O arguido recorreu desta sentença para o Tribunal da Relação do Porto que, por
acórdão de 3-10-2007, concedeu parcialmente provimento ao recurso interposto,
substituindo a pena aplicada na 1ª instância, por prisão em dias livres, fixando
24 períodos de privação de liberdade, correspondentes a fins de semana.
O arguido recorreu deste acórdão para o Tribunal Constitucional, nos termos do
artigo 70.º, n.º 1, b), da LTC, com o seguinte fundamento:
“…pretende ver-se apreciada a inconstitucionalidade do art. 340.º, do Código de
Processo Penal e a do art.º 70.º do Código Penal, mormente na interpretação que
lhes foi conferida pela Douta decisão recorrida.
Considera o recorrente que foi violado o direito de defesa do arguido,
consagrado no art.º 32.º, n.º 1 e o art.º 27.º, ambos da Constituição da
República Portuguesa”.
Notificado para explicitar quais as interpretações normativas contidas na
decisão recorrida cuja inconstitucionalidade pretendia ver sindicadas, o
recorrente apresentou requerimento com o seguinte teor:
“Vem procurando corresponder ao determinado, expor e requerer o seguinte:
Crê-se antes de mais quando se alude no douto despacho “Explicitar as
interpretações normativas suscitadas no Acórdão recorrido, cuja
constitucionalidade pretende ver apreciada”.
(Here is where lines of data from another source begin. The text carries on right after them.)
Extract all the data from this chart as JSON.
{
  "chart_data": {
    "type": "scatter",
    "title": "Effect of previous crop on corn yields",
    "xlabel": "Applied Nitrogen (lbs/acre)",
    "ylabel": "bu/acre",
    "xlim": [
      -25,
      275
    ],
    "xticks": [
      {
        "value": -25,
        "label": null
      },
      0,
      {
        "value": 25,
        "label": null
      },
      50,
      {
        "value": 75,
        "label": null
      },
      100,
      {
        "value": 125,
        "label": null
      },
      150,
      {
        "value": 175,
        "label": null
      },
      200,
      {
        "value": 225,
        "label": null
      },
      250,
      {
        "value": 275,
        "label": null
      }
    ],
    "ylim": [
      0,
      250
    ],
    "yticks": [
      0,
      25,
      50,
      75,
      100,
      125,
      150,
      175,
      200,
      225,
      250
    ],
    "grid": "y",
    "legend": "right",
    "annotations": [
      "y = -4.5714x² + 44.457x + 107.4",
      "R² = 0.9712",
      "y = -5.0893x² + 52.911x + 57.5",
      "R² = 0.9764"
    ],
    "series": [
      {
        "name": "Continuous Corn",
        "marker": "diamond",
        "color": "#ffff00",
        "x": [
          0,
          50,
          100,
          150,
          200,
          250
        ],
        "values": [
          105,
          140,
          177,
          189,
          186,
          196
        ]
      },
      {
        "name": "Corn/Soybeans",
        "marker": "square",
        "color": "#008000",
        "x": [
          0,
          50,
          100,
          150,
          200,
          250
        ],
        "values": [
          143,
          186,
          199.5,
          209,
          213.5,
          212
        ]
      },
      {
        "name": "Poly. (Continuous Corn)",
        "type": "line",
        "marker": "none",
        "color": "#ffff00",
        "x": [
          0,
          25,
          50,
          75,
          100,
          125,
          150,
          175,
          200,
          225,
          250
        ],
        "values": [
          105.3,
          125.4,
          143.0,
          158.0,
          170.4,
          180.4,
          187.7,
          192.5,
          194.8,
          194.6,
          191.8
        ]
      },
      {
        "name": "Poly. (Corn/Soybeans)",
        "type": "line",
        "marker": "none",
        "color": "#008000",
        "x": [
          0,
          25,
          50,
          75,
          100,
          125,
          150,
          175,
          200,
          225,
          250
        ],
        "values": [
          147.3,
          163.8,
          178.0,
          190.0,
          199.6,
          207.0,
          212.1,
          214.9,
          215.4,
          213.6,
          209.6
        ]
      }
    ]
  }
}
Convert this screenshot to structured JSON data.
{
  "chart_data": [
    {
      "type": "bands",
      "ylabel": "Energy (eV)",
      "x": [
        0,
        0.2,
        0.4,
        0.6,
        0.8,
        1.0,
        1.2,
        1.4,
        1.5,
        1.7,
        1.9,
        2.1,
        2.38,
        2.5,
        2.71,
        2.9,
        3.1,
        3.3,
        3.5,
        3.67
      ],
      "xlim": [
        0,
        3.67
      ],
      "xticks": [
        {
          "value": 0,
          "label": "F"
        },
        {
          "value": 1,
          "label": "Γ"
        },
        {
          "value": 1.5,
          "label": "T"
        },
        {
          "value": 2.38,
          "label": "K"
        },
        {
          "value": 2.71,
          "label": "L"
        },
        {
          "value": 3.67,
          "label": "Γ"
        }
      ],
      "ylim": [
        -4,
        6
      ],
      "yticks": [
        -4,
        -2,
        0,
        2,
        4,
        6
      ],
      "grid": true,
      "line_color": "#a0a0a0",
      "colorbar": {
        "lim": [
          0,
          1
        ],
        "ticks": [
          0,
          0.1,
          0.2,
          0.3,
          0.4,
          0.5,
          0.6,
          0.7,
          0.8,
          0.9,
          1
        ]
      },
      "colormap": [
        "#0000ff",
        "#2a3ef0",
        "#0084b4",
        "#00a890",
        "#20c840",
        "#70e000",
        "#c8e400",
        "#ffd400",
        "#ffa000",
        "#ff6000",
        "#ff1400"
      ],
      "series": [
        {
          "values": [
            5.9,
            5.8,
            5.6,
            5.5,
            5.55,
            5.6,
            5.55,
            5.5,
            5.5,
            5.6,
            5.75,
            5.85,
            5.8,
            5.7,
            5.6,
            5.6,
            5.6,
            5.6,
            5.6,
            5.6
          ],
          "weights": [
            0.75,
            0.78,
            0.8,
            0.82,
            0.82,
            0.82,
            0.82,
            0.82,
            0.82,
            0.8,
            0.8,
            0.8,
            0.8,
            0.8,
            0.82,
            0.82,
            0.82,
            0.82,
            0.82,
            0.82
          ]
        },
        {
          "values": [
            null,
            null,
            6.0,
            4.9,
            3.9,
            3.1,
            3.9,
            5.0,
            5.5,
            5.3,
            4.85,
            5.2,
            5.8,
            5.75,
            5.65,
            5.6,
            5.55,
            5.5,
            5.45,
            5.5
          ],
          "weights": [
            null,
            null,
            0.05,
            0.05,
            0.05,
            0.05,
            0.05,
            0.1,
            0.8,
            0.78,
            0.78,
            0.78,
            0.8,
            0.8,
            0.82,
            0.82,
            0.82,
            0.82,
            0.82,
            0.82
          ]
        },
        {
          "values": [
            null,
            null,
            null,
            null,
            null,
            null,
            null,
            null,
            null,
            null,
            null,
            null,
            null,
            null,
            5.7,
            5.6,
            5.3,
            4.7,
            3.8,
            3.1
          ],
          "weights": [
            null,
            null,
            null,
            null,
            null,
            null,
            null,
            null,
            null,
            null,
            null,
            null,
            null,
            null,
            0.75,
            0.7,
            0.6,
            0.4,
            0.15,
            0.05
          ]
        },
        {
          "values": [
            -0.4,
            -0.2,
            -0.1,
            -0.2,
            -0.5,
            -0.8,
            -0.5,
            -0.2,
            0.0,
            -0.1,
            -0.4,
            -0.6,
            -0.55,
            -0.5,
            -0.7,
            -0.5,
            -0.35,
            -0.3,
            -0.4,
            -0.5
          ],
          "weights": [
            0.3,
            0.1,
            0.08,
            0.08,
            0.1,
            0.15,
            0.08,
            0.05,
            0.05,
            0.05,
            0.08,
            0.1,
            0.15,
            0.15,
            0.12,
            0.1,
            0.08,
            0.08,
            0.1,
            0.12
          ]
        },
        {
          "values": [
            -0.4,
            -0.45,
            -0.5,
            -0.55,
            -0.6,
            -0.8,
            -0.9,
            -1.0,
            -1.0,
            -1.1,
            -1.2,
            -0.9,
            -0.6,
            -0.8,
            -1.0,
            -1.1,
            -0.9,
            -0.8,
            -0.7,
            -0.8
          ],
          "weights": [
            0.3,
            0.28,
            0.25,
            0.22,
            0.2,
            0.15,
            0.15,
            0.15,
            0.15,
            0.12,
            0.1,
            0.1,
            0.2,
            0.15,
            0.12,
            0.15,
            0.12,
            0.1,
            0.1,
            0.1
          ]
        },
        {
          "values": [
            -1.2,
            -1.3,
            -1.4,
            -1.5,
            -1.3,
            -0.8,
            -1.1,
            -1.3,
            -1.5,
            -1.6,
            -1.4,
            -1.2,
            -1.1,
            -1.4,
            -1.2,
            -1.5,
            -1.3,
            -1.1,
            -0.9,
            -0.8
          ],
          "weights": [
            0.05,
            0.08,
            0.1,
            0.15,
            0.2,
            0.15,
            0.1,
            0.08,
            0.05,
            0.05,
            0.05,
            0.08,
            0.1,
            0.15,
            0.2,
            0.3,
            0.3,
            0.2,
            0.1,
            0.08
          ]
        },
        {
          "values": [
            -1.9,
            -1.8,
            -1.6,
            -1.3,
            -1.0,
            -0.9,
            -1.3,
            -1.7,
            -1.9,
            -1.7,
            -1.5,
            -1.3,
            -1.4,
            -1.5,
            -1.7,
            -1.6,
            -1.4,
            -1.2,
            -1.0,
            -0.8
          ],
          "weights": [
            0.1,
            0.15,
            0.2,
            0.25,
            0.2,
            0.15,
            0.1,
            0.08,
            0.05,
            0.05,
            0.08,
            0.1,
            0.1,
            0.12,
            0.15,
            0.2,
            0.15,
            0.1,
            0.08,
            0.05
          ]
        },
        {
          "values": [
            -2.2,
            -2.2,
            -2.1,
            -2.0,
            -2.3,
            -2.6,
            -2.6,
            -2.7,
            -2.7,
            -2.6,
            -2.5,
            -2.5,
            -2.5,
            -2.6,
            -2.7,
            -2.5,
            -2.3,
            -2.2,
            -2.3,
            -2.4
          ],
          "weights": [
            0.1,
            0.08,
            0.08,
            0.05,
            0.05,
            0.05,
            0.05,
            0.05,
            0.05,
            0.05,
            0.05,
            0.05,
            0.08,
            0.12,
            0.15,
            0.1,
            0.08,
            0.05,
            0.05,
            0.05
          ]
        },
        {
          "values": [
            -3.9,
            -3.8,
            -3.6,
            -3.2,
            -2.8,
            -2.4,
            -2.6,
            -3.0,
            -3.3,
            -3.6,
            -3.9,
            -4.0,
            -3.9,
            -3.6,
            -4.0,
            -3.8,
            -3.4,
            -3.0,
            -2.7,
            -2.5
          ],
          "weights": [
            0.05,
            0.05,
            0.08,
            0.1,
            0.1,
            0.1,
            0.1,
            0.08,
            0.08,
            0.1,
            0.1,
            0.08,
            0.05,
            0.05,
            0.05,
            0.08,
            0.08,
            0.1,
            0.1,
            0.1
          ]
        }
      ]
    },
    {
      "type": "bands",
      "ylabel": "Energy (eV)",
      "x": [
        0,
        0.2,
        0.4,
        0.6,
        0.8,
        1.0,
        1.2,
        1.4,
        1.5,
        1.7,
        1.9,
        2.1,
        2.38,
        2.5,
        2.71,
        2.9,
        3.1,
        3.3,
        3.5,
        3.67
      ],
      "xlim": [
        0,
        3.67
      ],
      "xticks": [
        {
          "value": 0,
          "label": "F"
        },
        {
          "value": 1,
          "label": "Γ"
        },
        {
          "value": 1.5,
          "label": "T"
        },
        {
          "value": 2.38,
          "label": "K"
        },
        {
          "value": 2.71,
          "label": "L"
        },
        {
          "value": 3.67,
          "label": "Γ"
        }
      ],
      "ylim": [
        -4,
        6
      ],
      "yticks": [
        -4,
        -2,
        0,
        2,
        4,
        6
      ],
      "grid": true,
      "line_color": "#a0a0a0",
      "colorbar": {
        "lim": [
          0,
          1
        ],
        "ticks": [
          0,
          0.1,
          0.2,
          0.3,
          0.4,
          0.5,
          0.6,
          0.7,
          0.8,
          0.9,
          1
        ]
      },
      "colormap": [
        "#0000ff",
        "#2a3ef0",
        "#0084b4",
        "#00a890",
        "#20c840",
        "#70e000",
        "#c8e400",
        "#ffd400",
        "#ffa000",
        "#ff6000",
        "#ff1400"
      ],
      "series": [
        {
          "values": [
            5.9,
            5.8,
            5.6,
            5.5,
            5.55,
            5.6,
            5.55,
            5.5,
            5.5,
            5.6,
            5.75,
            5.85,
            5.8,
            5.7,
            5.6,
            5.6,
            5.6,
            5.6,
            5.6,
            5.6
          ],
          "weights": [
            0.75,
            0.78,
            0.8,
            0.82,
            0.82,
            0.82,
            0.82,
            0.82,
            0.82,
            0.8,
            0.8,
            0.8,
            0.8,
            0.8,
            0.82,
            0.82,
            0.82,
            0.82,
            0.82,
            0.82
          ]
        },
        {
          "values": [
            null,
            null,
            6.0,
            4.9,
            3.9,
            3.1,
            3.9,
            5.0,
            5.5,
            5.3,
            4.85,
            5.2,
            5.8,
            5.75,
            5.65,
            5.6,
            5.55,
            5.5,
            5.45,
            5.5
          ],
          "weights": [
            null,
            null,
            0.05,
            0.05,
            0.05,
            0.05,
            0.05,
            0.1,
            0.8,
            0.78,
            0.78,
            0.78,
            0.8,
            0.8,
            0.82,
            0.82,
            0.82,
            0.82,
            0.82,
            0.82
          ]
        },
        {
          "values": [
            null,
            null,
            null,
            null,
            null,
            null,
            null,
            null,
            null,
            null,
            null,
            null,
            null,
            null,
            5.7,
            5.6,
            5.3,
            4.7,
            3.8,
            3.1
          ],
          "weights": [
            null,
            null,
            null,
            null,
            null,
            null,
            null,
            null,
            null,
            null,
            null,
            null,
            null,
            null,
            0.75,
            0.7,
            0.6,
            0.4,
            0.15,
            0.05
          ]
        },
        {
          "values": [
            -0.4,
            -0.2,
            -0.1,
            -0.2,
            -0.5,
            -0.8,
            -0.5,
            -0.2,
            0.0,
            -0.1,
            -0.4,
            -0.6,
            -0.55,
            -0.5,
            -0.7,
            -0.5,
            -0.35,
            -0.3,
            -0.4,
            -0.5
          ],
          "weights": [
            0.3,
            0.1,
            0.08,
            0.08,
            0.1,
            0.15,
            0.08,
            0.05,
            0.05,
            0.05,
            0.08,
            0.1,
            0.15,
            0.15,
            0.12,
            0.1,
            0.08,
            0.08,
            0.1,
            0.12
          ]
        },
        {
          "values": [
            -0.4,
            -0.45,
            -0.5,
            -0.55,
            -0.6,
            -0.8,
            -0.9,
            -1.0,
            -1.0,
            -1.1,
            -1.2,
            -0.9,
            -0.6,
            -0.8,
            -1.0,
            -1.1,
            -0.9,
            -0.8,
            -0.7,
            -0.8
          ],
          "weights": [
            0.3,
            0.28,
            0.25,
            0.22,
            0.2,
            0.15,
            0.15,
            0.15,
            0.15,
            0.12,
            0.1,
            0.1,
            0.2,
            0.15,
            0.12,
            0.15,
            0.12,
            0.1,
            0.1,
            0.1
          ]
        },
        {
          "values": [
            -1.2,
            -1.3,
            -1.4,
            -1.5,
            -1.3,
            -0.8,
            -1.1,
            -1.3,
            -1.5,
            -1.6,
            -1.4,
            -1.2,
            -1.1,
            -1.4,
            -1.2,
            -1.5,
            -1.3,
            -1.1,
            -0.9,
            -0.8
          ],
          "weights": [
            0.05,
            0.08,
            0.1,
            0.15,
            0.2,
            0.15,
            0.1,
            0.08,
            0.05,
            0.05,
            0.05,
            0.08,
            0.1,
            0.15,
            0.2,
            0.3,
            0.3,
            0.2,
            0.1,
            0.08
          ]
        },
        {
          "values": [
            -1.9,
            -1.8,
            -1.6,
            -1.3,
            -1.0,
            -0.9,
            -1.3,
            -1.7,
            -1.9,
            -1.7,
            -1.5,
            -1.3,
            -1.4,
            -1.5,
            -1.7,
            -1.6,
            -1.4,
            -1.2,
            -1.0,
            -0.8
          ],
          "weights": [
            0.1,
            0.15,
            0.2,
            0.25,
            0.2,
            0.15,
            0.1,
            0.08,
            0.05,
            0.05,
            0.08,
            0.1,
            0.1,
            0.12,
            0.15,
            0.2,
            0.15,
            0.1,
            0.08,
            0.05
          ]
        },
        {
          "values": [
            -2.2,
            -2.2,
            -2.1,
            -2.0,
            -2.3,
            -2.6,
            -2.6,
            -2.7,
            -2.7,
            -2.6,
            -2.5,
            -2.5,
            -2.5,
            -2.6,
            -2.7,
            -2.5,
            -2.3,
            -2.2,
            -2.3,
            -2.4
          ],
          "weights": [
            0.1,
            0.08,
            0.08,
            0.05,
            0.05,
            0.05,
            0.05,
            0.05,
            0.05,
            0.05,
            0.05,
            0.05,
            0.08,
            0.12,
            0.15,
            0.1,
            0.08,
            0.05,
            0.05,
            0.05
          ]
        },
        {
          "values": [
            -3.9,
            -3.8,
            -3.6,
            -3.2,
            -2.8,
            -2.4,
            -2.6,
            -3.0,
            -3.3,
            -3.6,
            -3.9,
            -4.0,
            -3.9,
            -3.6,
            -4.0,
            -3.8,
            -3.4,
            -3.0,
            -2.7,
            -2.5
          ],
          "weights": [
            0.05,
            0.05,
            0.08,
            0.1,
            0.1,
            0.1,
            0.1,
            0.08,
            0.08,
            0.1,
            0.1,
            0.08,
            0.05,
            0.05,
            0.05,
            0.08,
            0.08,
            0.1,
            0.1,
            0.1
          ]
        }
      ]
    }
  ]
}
Quererá aludir à norma, mas de todo o modo, se de facto se pretende a
identificação do Acórdão sempre terá que referir-se que a inconstitucionalidade
que se detecta sobressai do acórdão, dado que analisados os preceitos legais em
questão, isto é, “se a audição ou não da prova testemunhal entretanto arrolada
estava postergada pelo acórdão inicial desta relação é questão que não nos
parece ter solução unívoca”.
“Em nossa opinião, não vemos razão evidente, para esse afastamento...”
“Seja como for, essa resposta não é aqui essência fl. 8 da Douta Sentença.”
“A questão já só poderá ser suscitada em sede de eventual insuficiência”
Isto é referido no douto acórdão fls. 81.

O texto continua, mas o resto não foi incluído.